男はガルグの一族が近隣に現れるという情報をつかみ、潜伏していたのだ。まさか現れたのがガルグの長その人だとは、誰も思っていなかった。撤退するべきだった。しかし若い部下の一人が功に焦って窮地に陥り、逃がすために男が逆に捕まった。殺されるだけならまだいい。熾烈な拷問にかけられることになるだろうということは、覚悟はしていた。ガルグが欲する情報はいくらでも引き出すことができるはずだ。当然男も、拷問に耐える訓練は受けてきた。
だというのに、目の前の相手は問いかけることもなく、情報をちらつかせてみても呆れるだけ。一体何が目的なのかがわからない。
不敵な笑みに、恐怖がこみ上げる。
「我々が人間風情から情報を得る必要など、どこにあるというのです? 何もかもが無駄な行為ですよ。貴方は私を愉しませてくれればそれでいい。無様に命乞いなどせず、苦しみに耐えて耐えて耐え抜いて、私を憎み、呪えばいい。そして無念を抱いて死んでください。そんな剛毅な人間の最期を、私の手の内で見届けるのが、何より楽しみなのですから」
にこりと微笑むヴァシルの姿に、男の全身から血の気が引いた。これは人間とは根本的に違う生き物なのだと思い知らされた。
ヴァシルは言葉の通り、男を死ぬまでいたぶり尽くして、楽しもうとしている。さながら、虫を弄んで殺してしまう、子供のような残酷さで。
ばきりと、足の指が折れた。
男は叫んだ。
「ああっ! 痛い。やめろ、やめてくれ」
人を人と思わず弄ぶだけのヴァシルに、男の忍耐は擦り切れ、消し飛んでしまった。無様だとか、忠義だとか、そんなものはもはやどうでもいい。このまま苦痛に耐えていても名誉の死など訪れない。ただ無残に弄ばれ、打ち捨てられる。
「なんでも言う。なんでも吐くからやめてくれ! 俺たちの拠点は……!」
「見苦しいことはおやめなさい。つまらないではないですか」
影が口の中に押しこめられた。男は声も出せずに泣き叫んだ。足の指が次々と折られていく。全ての指が折られると、影は一回り大きく広がり、男の腕や脚を飲み込んだ。とたんに足や腕がきしみ始めた。

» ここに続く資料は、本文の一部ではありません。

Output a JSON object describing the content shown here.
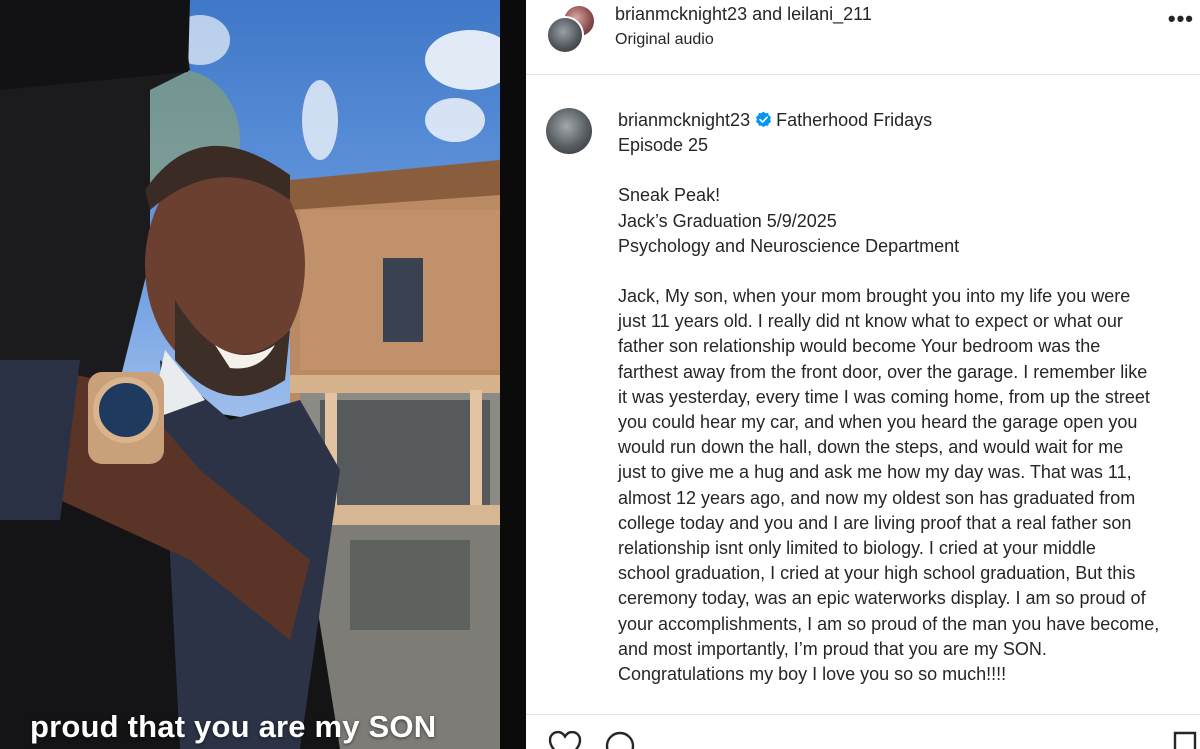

男は絶叫し、のたうち回った。だが、闇は、苦痛はとまらない。ますます影は大きく広がり、男の体ごと飲み込んでしまう。
「嫌だ、助けてくれ……!」
首から下が締め付けられる。体があり得ない方に曲がっていく。
涙も涎も鼻水も小便も、ありとあらゆる体液を垂れ流して、男はヴァシルに懇願した。
すっと、ヴァシルは優雅に立ち上がった。
「ああ、興ざめです。また大した人間ではなかったようだ」
至極つまらなそうに、ヴァシルはつぶやいた。もうヴァシルの視界に男の姿は映ってすらいなかった。
男の視界は影に覆いつくされた。骨が砕け、肉がつぶれ、引きつり痙攣する。ぐるりと男の目が反転した。
その瞬間、男の頭は闇の中で熟れたトマトのようにひしゃげて潰れた。